Rankings Matter to Colleges
That of course leads us to college rankings and the kingpin of all those rankings, the “US News & World Report” ranking. No college will tell you that they care about their ranking. And yet every college cares about its annual “US News” ranking. There’s a reason that there is quite often turnover at the top of admissions offices when applications are down, when admission rates rise in a given cycle. Colleges care first and foremost about their ranking and any suggestion otherwise is simply laughable.
Most Highly Selective Colleges Are Need-Aware
Colleges love to suggest that they’re need-blind. It’s good press. They don’t factor in a student’s ability to pay when debating that student’s case for admission. It makes sense. But it’s not correct. If colleges were truly need-blind, then why on the vast majority of college supplements does it ask if a student needs financial aid? Why isn’t this question on a document that admissions officers debating the student’s case for admission aren’t privy to? Also, if a college admitted a class in which the vast majority of students needed financial aid (which is a risk they’d run if they were truly need-blind in admissions), the college would risk going broke. Colleges rely on tuition dollars, plain and simple.
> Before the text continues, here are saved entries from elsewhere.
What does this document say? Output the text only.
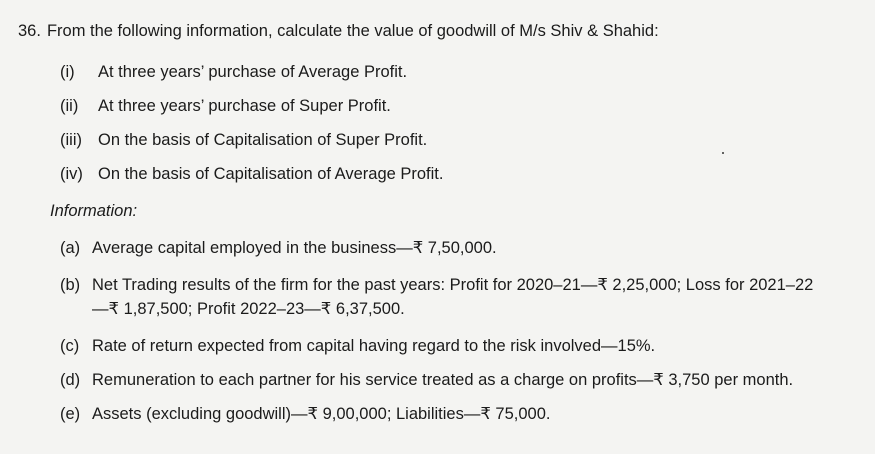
36. From the following information, calculate the value of goodwill of M/s Shiv & Shahid:
(i) At three years’ purchase of Average Profit.
(ii) At three years’ purchase of Super Profit.
(iii) On the basis of Capitalisation of Super Profit.
(iv) On the basis of Capitalisation of Average Profit.
Information:
(a) Average capital employed in the business—₹ 7,50,000.
(b) Net Trading results of the firm for the past years: Profit for 2020–21—₹ 2,25,000; Loss for 2021–22
—₹ 1,87,500; Profit 2022–23—₹ 6,37,500.
(c) Rate of return expected from capital having regard to the risk involved—15%.
(d) Remuneration to each partner for his service treated as a charge on profits—₹ 3,750 per month.
(e) Assets (excluding goodwill)—₹ 9,00,000; Liabilities—₹ 75,000.
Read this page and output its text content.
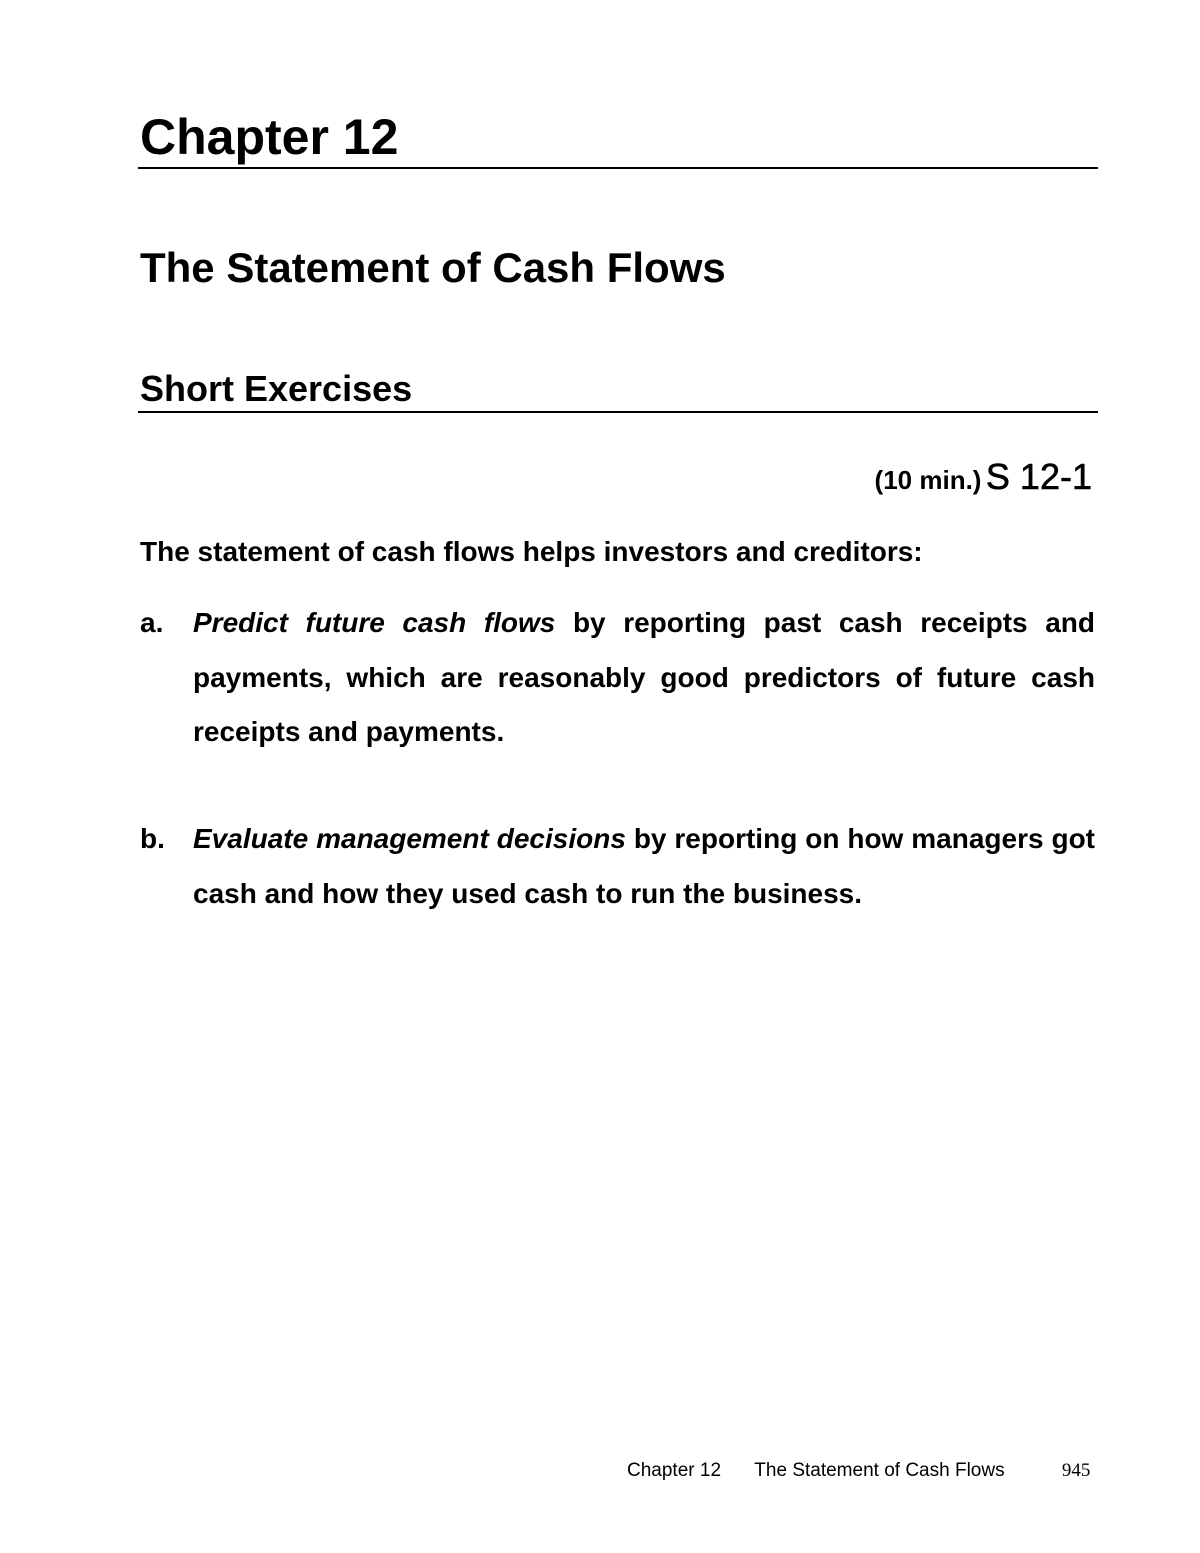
Chapter 12
The Statement of Cash Flows
Short Exercises
(10 min.) S 12-1

The statement of cash flows helps investors and creditors:

a. Predict future cash flows by reporting past cash receipts and payments, which are reasonably good predictors of future cash receipts and payments.
b. Evaluate management decisions by reporting on how managers got cash and how they used cash to run the business.
Chapter 12 The Statement of Cash Flows	945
Admissions Officers Discriminate Against Asian-Americans
Yes, it’s grabbing the headlines these days. And, no, the Justice Department is wrong to be zeroing in on Affirmative Action as the cause for the discrimination that Asian Americans face in highly selective college admissions. But there is no denying that colleges unjustly discriminate against Asian-Americans in admissions. When students choose to play into stereotype, when their activities are no different than the vast majority of Asian-American applicants, they play into the hands of admissions officers. There’s a reason the Asian-American students with whom we work at Ivy Coach so often earn admission to their dream schools. We fight back against this discrimination in every component of the application by helping make our students wonderfully weird. That’s right. Wonderfully weird.